Ma sono io nordico? E queste parole hanno un senso? Valgono per le polemiche queste antitesi dottrinali, e anche di gusti, di costumi, di ideali. Mi sentirò più vicino a un francese intelligente che a un italiano zotico – ma quando mi proporrò delle esperienze intellettuali, quando li guarderò per la mia cultura. Io sento che i miei avi hanno avuto questo destino di sofferenza, di umiltà: sono stati incatenati a questa terra che maledirono e che pure fu la loro ultima tenerezza e debolezza. Non si può essere spaesati.
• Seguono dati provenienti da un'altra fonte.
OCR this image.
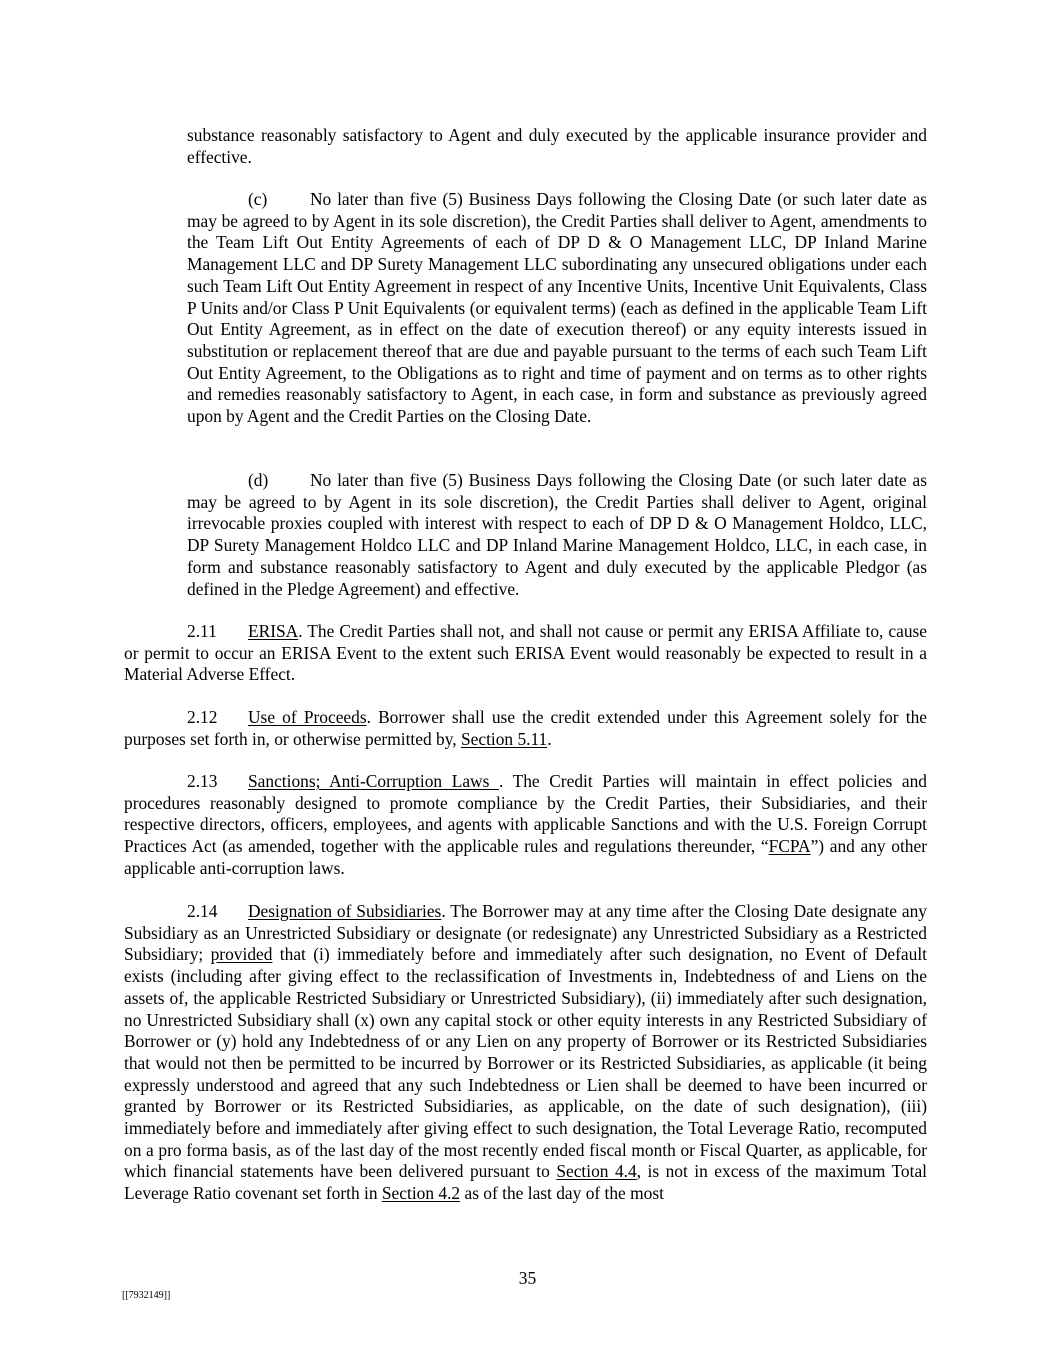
substance reasonably satisfactory to Agent and duly executed by the applicable insurance provider and effective.

(c) No later than five (5) Business Days following the Closing Date (or such later date as may be agreed to by Agent in its sole discretion), the Credit Parties shall deliver to Agent, amendments to the Team Lift Out Entity Agreements of each of DP D & O Management LLC, DP Inland Marine Management LLC and DP Surety Management LLC subordinating any unsecured obligations under each such Team Lift Out Entity Agreement in respect of any Incentive Units, Incentive Unit Equivalents, Class P Units and/or Class P Unit Equivalents (or equivalent terms) (each as defined in the applicable Team Lift Out Entity Agreement, as in effect on the date of execution thereof) or any equity interests issued in substitution or replacement thereof that are due and payable pursuant to the terms of each such Team Lift Out Entity Agreement, to the Obligations as to right and time of payment and on terms as to other rights and remedies reasonably satisfactory to Agent, in each case, in form and substance as previously agreed upon by Agent and the Credit Parties on the Closing Date.

(d) No later than five (5) Business Days following the Closing Date (or such later date as may be agreed to by Agent in its sole discretion), the Credit Parties shall deliver to Agent, original irrevocable proxies coupled with interest with respect to each of DP D & O Management Holdco, LLC, DP Surety Management Holdco LLC and DP Inland Marine Management Holdco, LLC, in each case, in form and substance reasonably satisfactory to Agent and duly executed by the applicable Pledgor (as defined in the Pledge Agreement) and effective.

2.11 ERISA. The Credit Parties shall not, and shall not cause or permit any ERISA Affiliate to, cause or permit to occur an ERISA Event to the extent such ERISA Event would reasonably be expected to result in a Material Adverse Effect.

2.12 Use of Proceeds. Borrower shall use the credit extended under this Agreement solely for the purposes set forth in, or otherwise permitted by, Section 5.11.

2.13 Sanctions; Anti-Corruption Laws . The Credit Parties will maintain in effect policies and procedures reasonably designed to promote compliance by the Credit Parties, their Subsidiaries, and their respective directors, officers, employees, and agents with applicable Sanctions and with the U.S. Foreign Corrupt Practices Act (as amended, together with the applicable rules and regulations thereunder, “FCPA”) and any other applicable anti-corruption laws.

2.14 Designation of Subsidiaries. The Borrower may at any time after the Closing Date designate any Subsidiary as an Unrestricted Subsidiary or designate (or redesignate) any Unrestricted Subsidiary as a Restricted Subsidiary; provided that (i) immediately before and immediately after such designation, no Event of Default exists (including after giving effect to the reclassification of Investments in, Indebtedness of and Liens on the assets of, the applicable Restricted Subsidiary or Unrestricted Subsidiary), (ii) immediately after such designation, no Unrestricted Subsidiary shall (x) own any capital stock or other equity interests in any Restricted Subsidiary of Borrower or (y) hold any Indebtedness of or any Lien on any property of Borrower or its Restricted Subsidiaries that would not then be permitted to be incurred by Borrower or its Restricted Subsidiaries, as applicable (it being expressly understood and agreed that any such Indebtedness or Lien shall be deemed to have been incurred or granted by Borrower or its Restricted Subsidiaries, as applicable, on the date of such designation), (iii) immediately before and immediately after giving effect to such designation, the Total Leverage Ratio, recomputed on a pro forma basis, as of the last day of the most recently ended fiscal month or Fiscal Quarter, as applicable, for which financial statements have been delivered pursuant to Section 4.4, is not in excess of the maximum Total Leverage Ratio covenant set forth in Section 4.2 as of the last day of the most

35
[[7932149]]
T. (probabilmente il filosofo Adriano Tilgher) dice che è meglio un paese civile. Ossia pensa che potrà fare meglio i suoi articoli. Egli ha rinunciato a ogni altra risonanza. Io sento che la mi azione altrove non avrà il sapore che ebbe qui: che le sfumature non saranno intese: che non ritroverò gli stessi amici che mi capivano.
Il cinismo era una difesa contro il sentimentalismo che ripugna il mio ideale virile. Ma io sarei desolato se la mia vita si riducesse a una rigorosa esecuzione di un piano e se non avvertissi in me, difficile a dominare, nei momenti più difficili, il tumulto della vita e l’ansia degli affetti.
Il senso del fato – non come punto di partenza, ma come indifferenza alle vicende – quando si è sicuri di sé. Non mi importano i risultati perché li accetto come misura della mia azione, di me (un’altra misurazione della volontà sarebbe complicata e impossibile). Bisogna essere se stessi dappertutto. Naturalmente non si deve essere isterici e si può essere tranquilli solo se non si cercano delle conferme. La concezione della vita come serie di esami è stupida: tutto si riduce invece all’aver credito, al non aver bisogno di esami perché si è qualcosa (si intende sempre socialmente).
Scritto pubblicato postumo il 16 marzo 1926 su Baretti. Piero Gobetti moriva a Parigi 90 anni fa oggi, esule, per le conseguenze dei pestaggi fascisti. In quella città europea è ancora sepolto. Il suo motto Che ho a che fare io con gli schiavi rimane una delle fondamenta della mia vita.